Duo led internal IRA probe into Robert McCartney murder, court told
A prominent republican told the sisters of murdered Belfast man Robert McCartney he would like to see the killers "get a bullet in the head", a court has heard.
The victim's family were also informed that an internal IRA probe established the knife used in the stabbing had been ground down, it was claimed.
Details of meetings between the McCartney sisters and representatives of the organisation's army council were disclosed as two men were returned for trial on paramilitary-related charges.
Padraic Wilson (54) and Sean Gerard Hughes (52) both face counts of belonging to a proscribed organisation and addressing a meeting to encourage support for the IRA.
Mr McCartney (33) was stabbed and beaten to death outside Magennis's bar in Belfast city centre in January 2005.
His five sisters and his partner, Bridgeen Hagans, waged a worldwide campaign to bring his killers to justice.
Wilson, of Hamill Park, Andersonstown, in the west of the city, and Hughes, from Aghavadoyle Road in Jonesborough, south Armagh, are not accused of any involvement in events surrounding the murder itself or a subsequent clear-up operation.
But as the pair appeared before Belfast Magistrates Court yesterday to establish if they have a case to answer on the charges against them, it was alleged that they met the McCartney family twice in February and March 2005.
One of the sisters, Paula Arnold, told the court that at one of the meetings two men entered, introduced themselves as Padraic and Sean, said they were sorry for what had happened to their brother and were carrying out an internal investigation on behalf of the IRA. It was claimed the McCartneys were told an IRA boss at the bar on the night of the killing was to be stood down for six months.
During the first meeting, a discussion took place about shooting those responsible for the murder, it was claimed.
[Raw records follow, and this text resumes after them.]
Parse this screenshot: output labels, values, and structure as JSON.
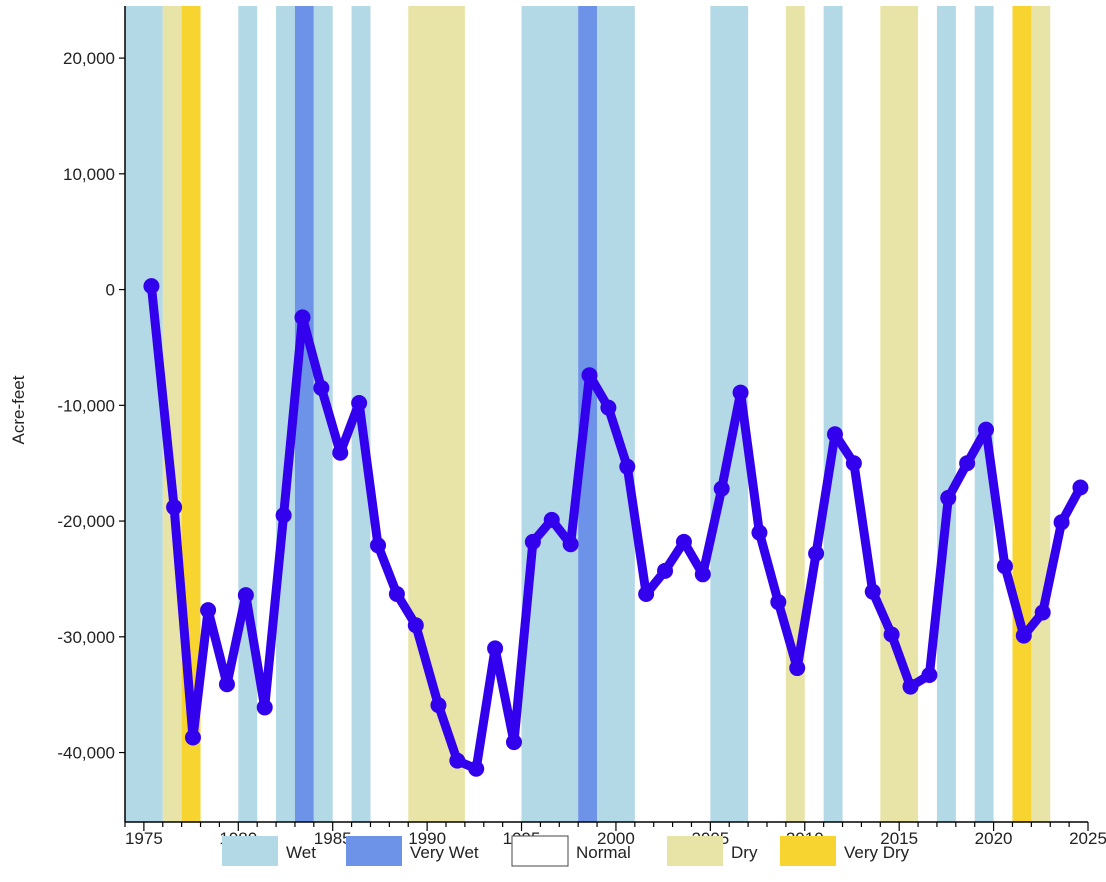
{
  "chart_data": {
    "type": "line",
    "title": "",
    "xlabel": "",
    "ylabel": "Acre-feet",
    "xlim": [
      1974,
      2025
    ],
    "ylim": [
      -46000,
      24500
    ],
    "x_ticks": [
      1975,
      1980,
      1985,
      1990,
      1995,
      2000,
      2005,
      2010,
      2015,
      2020,
      2025
    ],
    "y_ticks": [
      20000,
      10000,
      0,
      -10000,
      -20000,
      -30000,
      -40000
    ],
    "y_tick_labels": [
      "20,000",
      "10,000",
      "0",
      "-10,000",
      "-20,000",
      "-30,000",
      "-40,000"
    ],
    "grid": false,
    "legend_position": "bottom",
    "categories": [
      {
        "key": "wet",
        "label": "Wet",
        "color": "#b3d8e6"
      },
      {
        "key": "very_wet",
        "label": "Very Wet",
        "color": "#6d93e8"
      },
      {
        "key": "normal",
        "label": "Normal",
        "color": "#ffffff"
      },
      {
        "key": "dry",
        "label": "Dry",
        "color": "#e8e4a8"
      },
      {
        "key": "very_dry",
        "label": "Very Dry",
        "color": "#f7d430"
      }
    ],
    "year_types": [
      {
        "start": 1974,
        "end": 1976,
        "type": "wet"
      },
      {
        "start": 1976,
        "end": 1977,
        "type": "dry"
      },
      {
        "start": 1977,
        "end": 1978,
        "type": "very_dry"
      },
      {
        "start": 1980,
        "end": 1981,
        "type": "wet"
      },
      {
        "start": 1982,
        "end": 1983,
        "type": "wet"
      },
      {
        "start": 1983,
        "end": 1984,
        "type": "very_wet"
      },
      {
        "start": 1984,
        "end": 1985,
        "type": "wet"
      },
      {
        "start": 1986,
        "end": 1987,
        "type": "wet"
      },
      {
        "start": 1989,
        "end": 1992,
        "type": "dry"
      },
      {
        "start": 1995,
        "end": 1998,
        "type": "wet"
      },
      {
        "start": 1998,
        "end": 1999,
        "type": "very_wet"
      },
      {
        "start": 1999,
        "end": 2001,
        "type": "wet"
      },
      {
        "start": 2005,
        "end": 2007,
        "type": "wet"
      },
      {
        "start": 2009,
        "end": 2010,
        "type": "dry"
      },
      {
        "start": 2011,
        "end": 2012,
        "type": "wet"
      },
      {
        "start": 2014,
        "end": 2016,
        "type": "dry"
      },
      {
        "start": 2017,
        "end": 2018,
        "type": "wet"
      },
      {
        "start": 2019,
        "end": 2020,
        "type": "wet"
      },
      {
        "start": 2021,
        "end": 2022,
        "type": "very_dry"
      },
      {
        "start": 2022,
        "end": 2023,
        "type": "dry"
      }
    ],
    "series": [
      {
        "color": "#3300ee",
        "x": [
          1975.4,
          1976.6,
          1977.6,
          1978.4,
          1979.4,
          1980.4,
          1981.4,
          1982.4,
          1983.4,
          1984.4,
          1985.4,
          1986.4,
          1987.4,
          1988.4,
          1989.4,
          1990.6,
          1991.6,
          1992.6,
          1993.6,
          1994.6,
          1995.6,
          1996.6,
          1997.6,
          1998.6,
          1999.6,
          2000.6,
          2001.6,
          2002.6,
          2003.6,
          2004.6,
          2005.6,
          2006.6,
          2007.6,
          2008.6,
          2009.6,
          2010.6,
          2011.6,
          2012.6,
          2013.6,
          2014.6,
          2015.6,
          2016.6,
          2017.6,
          2018.6,
          2019.6,
          2020.6,
          2021.6,
          2022.6,
          2023.6,
          2024.6
        ],
        "y": [
          300,
          -18800,
          -38700,
          -27700,
          -34100,
          -26400,
          -36100,
          -19500,
          -2400,
          -8500,
          -14100,
          -9800,
          -22100,
          -26300,
          -29000,
          -35900,
          -40700,
          -41400,
          -31000,
          -39100,
          -21800,
          -19900,
          -22000,
          -7400,
          -10200,
          -15300,
          -26300,
          -24300,
          -21800,
          -24600,
          -17200,
          -8900,
          -21000,
          -27000,
          -32700,
          -22800,
          -12500,
          -15000,
          -26100,
          -29800,
          -34300,
          -33300,
          -18000,
          -15000,
          -12100,
          -23900,
          -29900,
          -27900,
          -20100,
          -17100
        ]
      }
    ]
  }
}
Mrs Arnold alleged: "Padraic had said if he had his way he would have liked to have seen them get a bullet in the head.
"Then he said: 'But it's not easy to kill a man.'"
District Judge Paul Copeland ruled that a prima facie case to answer was established against both Wilson and Hughes.
He ordered them to be returned on bail for trial on a date to be fixed. Both men were released on continuing bail.